Salvini appare il leader politico che coltiva più chiaramente la prospettiva di un’Italia alleata degli Usa di Trump ma capace di ricoinvolgere la Russia nel dialogo con l’area euro-atlantica. Lo stesso Trump, per quanto affronti consistenti resistenti in seno all’establishment di Washington, coltiva verosimilmente una concezione strategica non troppo dissimile, con una rinnovata cooperazione pan-occidentale capace di controbilanciare l’ascesa cinese, ridurre gli oneri americani nel mondo e forgiare un nuovo sistema del commercio mondiale fondato sul fair trade.

Mosca é un attore decisamente attivo nel contrasto globale al terrorismo Jihadista, in particolare per quanto concerne l’Isis, sia sul piano territoriale in Siria che riguardo i Foreign Fighters. Potrebbe essere questo un piano di dialogo su cui fissare obiettivi comuni di lungo periodo tra Russia e Unione Europea?

Bisogna ammettere che in certi frangenti Mosca è sembrata offrire un contributo più coerente e sostanziale contro il jihadismo rispetto agli Usa di Obama – fatto denunciato anche da Trump quando, da semplice candidato, poteva permettersi più libertà. In un momento in cui l’amministrazione democratica americana coltivava il disegno di un’alleanza con l’Islam Politico – finito poi nel golpe egiziano e nei disastri in Siria e Libia – la Russia è stata in prima linea contro questa minaccia. Ciò l’ha portata a collaborare con l’Iran, è vero, ma solo perché vari Paesi occidentali si erano schierati de facto dall’altra parte. Ora che l’ubriacatura pro-islamismo è finita anche da noi, e che Trump vede nei Fratelli Musulmani una minaccia ideologica per l’Occidente, si può e si deve tornare a ragionare con la Russia di sistemazione del Medio Oriente. Il che implicherà necessariamente un ridimensionamento dell’influenza iraniana, cosa invero che non dispiacerà affatto a Mosca.

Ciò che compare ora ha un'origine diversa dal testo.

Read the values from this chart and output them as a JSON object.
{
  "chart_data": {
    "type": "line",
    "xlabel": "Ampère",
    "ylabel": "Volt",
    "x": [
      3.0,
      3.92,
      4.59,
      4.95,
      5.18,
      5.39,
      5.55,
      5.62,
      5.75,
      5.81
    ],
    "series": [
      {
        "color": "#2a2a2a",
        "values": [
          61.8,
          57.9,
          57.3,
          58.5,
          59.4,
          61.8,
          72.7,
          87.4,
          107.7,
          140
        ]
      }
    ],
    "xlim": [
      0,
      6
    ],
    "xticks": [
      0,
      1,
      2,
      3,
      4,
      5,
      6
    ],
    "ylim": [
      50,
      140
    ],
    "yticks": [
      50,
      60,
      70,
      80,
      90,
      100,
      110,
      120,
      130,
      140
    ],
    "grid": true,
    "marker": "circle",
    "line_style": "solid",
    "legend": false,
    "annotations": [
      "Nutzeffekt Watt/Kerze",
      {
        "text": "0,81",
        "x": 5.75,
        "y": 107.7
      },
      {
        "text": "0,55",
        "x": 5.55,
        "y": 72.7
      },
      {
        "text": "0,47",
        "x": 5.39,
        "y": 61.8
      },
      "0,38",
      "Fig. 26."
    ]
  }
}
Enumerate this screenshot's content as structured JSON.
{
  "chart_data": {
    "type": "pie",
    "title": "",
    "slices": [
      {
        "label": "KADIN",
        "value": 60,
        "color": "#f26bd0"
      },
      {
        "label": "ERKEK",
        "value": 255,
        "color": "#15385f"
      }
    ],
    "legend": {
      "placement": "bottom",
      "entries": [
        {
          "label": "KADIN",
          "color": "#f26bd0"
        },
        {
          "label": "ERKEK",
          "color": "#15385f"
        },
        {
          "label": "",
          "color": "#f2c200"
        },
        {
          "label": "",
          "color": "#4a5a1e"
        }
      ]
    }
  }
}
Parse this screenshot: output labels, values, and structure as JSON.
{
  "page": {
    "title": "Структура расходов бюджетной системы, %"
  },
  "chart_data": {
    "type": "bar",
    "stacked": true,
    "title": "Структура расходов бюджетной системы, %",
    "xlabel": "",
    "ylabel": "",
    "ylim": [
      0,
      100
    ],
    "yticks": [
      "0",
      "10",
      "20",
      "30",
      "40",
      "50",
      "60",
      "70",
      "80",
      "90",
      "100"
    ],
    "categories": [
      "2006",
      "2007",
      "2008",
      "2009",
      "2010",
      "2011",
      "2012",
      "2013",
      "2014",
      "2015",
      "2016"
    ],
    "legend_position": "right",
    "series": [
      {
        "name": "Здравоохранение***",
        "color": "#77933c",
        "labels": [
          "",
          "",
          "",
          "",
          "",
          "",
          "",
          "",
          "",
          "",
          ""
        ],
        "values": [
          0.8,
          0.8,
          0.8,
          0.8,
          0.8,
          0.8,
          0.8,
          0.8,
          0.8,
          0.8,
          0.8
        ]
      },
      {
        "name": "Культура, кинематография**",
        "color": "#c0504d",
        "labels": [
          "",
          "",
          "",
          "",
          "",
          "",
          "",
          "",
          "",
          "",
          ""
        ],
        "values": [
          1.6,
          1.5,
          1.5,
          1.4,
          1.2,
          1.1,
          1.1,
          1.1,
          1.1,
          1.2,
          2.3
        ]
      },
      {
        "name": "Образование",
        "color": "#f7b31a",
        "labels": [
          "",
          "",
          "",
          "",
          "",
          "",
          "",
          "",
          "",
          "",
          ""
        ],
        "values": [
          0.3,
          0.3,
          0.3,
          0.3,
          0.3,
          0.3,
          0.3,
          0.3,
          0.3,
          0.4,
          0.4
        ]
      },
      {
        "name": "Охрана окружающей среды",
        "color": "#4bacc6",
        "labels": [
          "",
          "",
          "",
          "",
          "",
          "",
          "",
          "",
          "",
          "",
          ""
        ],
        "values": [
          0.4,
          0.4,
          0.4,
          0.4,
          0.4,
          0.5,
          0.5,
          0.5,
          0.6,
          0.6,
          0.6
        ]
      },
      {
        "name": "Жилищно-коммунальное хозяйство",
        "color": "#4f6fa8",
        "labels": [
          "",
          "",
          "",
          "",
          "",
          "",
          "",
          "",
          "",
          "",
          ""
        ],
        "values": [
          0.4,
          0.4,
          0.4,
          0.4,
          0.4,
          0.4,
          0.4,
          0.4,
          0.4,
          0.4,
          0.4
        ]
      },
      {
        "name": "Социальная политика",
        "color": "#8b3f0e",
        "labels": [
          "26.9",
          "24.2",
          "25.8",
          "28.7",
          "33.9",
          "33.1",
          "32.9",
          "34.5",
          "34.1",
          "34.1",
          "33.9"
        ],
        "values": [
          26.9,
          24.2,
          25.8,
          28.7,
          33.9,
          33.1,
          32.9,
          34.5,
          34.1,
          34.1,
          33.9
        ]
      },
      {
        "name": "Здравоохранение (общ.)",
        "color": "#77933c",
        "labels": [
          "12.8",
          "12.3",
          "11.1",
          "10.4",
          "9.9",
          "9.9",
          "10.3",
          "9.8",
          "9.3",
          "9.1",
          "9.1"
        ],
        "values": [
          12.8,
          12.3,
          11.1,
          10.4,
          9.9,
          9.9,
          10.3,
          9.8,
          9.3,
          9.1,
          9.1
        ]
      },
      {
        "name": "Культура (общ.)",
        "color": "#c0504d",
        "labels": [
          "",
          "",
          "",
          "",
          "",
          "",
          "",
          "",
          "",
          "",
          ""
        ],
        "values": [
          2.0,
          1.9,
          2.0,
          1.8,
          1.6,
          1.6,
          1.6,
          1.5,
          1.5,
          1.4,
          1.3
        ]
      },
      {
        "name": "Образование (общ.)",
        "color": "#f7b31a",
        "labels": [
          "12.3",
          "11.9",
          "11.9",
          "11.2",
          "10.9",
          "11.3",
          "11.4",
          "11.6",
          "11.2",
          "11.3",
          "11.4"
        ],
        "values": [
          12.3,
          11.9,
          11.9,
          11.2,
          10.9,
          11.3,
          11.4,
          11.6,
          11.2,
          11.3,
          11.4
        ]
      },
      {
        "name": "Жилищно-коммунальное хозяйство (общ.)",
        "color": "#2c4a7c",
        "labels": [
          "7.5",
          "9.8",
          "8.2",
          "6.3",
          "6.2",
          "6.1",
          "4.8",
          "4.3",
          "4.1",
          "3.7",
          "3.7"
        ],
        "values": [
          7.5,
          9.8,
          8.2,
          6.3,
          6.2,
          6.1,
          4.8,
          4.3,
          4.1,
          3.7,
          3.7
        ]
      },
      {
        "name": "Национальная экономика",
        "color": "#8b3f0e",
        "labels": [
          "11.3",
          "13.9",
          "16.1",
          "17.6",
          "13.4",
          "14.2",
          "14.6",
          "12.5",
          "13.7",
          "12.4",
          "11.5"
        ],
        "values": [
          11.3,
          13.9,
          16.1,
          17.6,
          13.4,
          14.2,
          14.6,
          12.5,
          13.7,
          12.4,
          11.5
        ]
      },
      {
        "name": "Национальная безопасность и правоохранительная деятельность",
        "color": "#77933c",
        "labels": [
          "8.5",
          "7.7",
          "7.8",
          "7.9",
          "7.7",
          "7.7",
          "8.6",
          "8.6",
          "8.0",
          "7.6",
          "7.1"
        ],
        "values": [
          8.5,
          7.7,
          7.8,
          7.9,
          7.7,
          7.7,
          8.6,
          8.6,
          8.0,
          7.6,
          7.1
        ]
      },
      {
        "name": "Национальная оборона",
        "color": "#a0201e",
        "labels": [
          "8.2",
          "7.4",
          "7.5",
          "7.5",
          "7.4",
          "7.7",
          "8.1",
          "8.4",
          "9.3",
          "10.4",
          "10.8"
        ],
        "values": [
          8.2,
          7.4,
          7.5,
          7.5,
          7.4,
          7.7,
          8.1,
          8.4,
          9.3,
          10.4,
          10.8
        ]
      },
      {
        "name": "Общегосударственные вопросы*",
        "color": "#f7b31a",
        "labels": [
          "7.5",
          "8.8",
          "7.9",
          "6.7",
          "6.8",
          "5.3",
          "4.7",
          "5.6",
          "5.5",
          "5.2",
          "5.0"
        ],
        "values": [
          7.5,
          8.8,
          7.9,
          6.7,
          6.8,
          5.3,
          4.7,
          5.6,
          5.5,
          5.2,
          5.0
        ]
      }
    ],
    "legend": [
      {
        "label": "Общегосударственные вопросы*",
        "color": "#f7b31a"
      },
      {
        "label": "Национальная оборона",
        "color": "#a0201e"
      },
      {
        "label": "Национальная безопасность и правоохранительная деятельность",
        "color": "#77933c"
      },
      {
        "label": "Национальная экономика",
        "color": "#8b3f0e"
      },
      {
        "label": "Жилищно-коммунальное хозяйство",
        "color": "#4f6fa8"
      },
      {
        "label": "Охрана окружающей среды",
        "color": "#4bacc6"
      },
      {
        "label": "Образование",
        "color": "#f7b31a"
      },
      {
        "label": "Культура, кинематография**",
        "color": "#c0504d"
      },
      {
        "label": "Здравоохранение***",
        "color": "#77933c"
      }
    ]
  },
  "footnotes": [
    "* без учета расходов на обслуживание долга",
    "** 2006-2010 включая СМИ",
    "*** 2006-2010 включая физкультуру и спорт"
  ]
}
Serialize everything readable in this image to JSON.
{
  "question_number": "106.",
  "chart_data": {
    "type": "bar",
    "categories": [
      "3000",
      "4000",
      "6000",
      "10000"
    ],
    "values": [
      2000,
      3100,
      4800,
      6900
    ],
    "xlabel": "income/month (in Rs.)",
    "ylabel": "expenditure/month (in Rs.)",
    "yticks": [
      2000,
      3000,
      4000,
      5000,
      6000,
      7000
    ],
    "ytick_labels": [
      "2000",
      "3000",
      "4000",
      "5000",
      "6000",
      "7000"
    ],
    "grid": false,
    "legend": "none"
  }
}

In una recente intervista rilasciata al Financial Times, Vladimir Putin ha affermato che il liberalismo è “obsoleto”, e il multiculturalismo su cui si sono basate le democrazie occidentali per decenni non è più sostenibile su scala globale. Come può essere interpretata una cesura così netta da Roma?

La critica al multiculturalismo è ormai fatta propria da molti paesi europei, inclusa la componente leghista del nostro Governo. E anche la critica al liberalismo andrebbe interpretata come critica all’ordine internazionale liberale, ossia al sistema imperniato su diritto internazionale, organismi sovranazionali, limitazione delle sovranità nazionali. Lo stesso Trump potrebbe sottoscrivere l’idea, seppur con parole differenti. Perciò non parlerei di cesura.